EddieJayonCrypto
22 Jul 25
Goldman Sachs warns that China's wage growth slowed to 3.9% in Q2 2024, the lowest outside pandemic years and below official figures. This slow wage growth may hinder consumption growth in late 2025, prompting expectations for targeted easing to relieve labor market pressures. Analyst Ernan Cui note...
Goldman Sachs has issued a warning after identifying a concerning economic signal in China. Their new wage tracker reveals that wages grew by only 3.9% in the second quarter of 2024, marking the lowest growth in recorded Chinese history outside of pandemic years. This figure is approximately one percentage point lower than the official statistics released by the Chinese government.
Goldman economists caution that this sluggish wage growth could create obstacles for consumption growth in the latter half of 2025. They predict incremental and targeted easing measures will be necessary to ease labor market pressures during this period.
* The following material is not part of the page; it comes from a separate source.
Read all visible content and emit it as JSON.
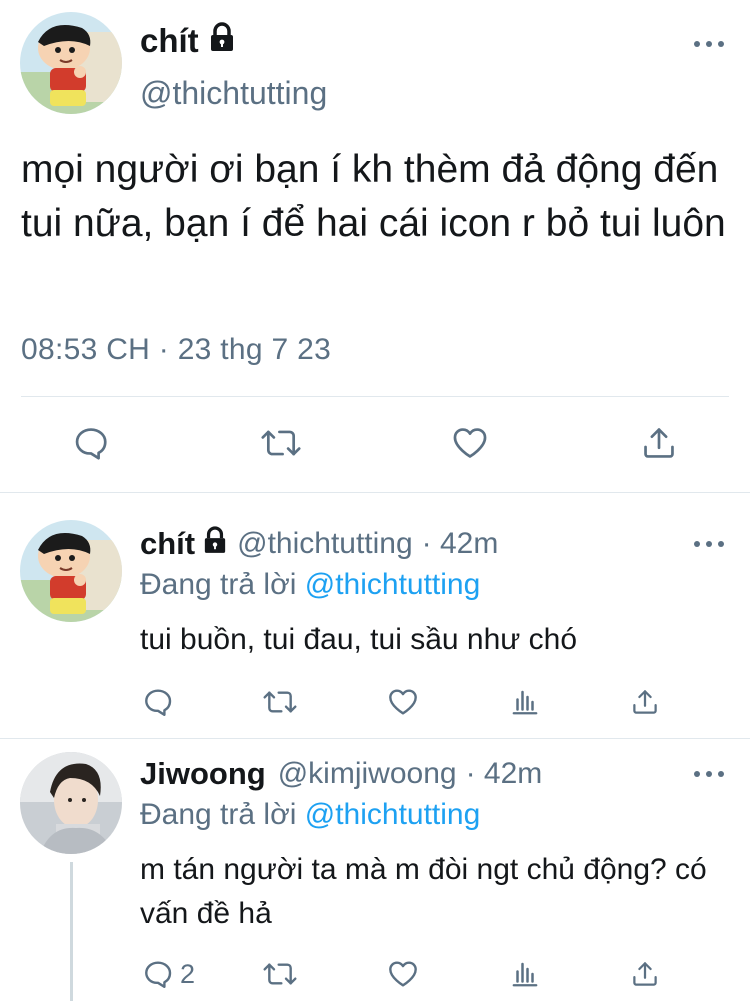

Adding further insight, Ernan Cui, a China consumer analyst with Gavekal, points out that many Chinese workers are gravitating towards self-employment due to limited formal job opportunities. Although the government includes self-employed individuals in labor force statistics, these workers may be underrepresented in surveys focusing on large companies.
Cui emphasizes that despite stable headline unemployment rates, China’s labor market remains persistently weak. She suggests that without a genuine tightening of the labor market, household confidence is unlikely to experience a significant rebound, posing broader challenges for economic recovery and growth.